WASHINGTON — The Pentagon is laying the groundwork for a new partnership program in the Indo-Pacific region that will explore opportunities for joint production and sustaining of weapons, according to the Defense Department’s top acquisition official.
Speaking to reporters Wednesday during a roundtable on the sidelines of the NDIA Emerging Technologies for Defense conference, Bill LaPlante said the Pentagon will soon start up the new forum, called the Partnership for Indo-Pacific Industrial Resilience (PIPIR).
“We’re starting an initiative[…] which is a collection of the equivalent of myself and national armaments directors from the various countries around the Pacific Rim,” LaPlante said. He explained the group will “work through common acquisition and sustainment issues, whether it’s co-development, coproduction [or] co-sustainment.”
The PIPIR initiative, which was previewed by the DoD in a high-level meeting earlier this week with Australian officials, in some ways mirrors a European-heavy armaments forum LaPlante has regularly co-hosted to bolster Ukraine’s defense against Russia’s invasion. That forum helps support the larger Ukraine Defense Contact Group, the formal meeting of Ukraine-friendly states that coordinates military aid for Kyiv.
LaPlante noted that while armaments meetings concerning Ukraine and Europe have become “natural” since they happen so frequently, the Pentagon has to “set up a regular cadence” in the Indo-Pacific. And since the two regions’ needs are distinct, there will likely be differences in how the PIPIR effort plays out.
“We don’t have the active conflict the way you do in Europe, so that’s going to be different. And then the other piece, of course, is that distances are different.

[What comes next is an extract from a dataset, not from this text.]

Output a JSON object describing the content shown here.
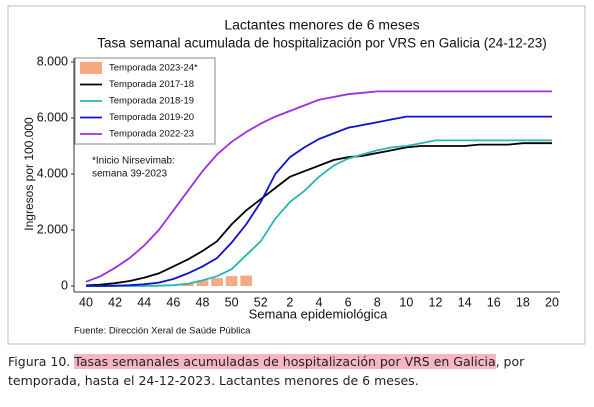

Geography is different, so where you might want to do sustainment or production matters,” he continued. “And each country has its own unique industrial issues and political issues, but we’re going to do it.”
As weapons demand surges amid the Ukraine war, conflict in the Middle East and rising power of China, the Pentagon has been casting about across the world in search of new partnerships for weapons production. That desire has manifested in the Indo-Pacific in agreements like a joint hypersonic missile killer program with Japan, a trilateral submarine pact with the United Kingdom and Australia and interest in new coproduction and sustainment with South Korea.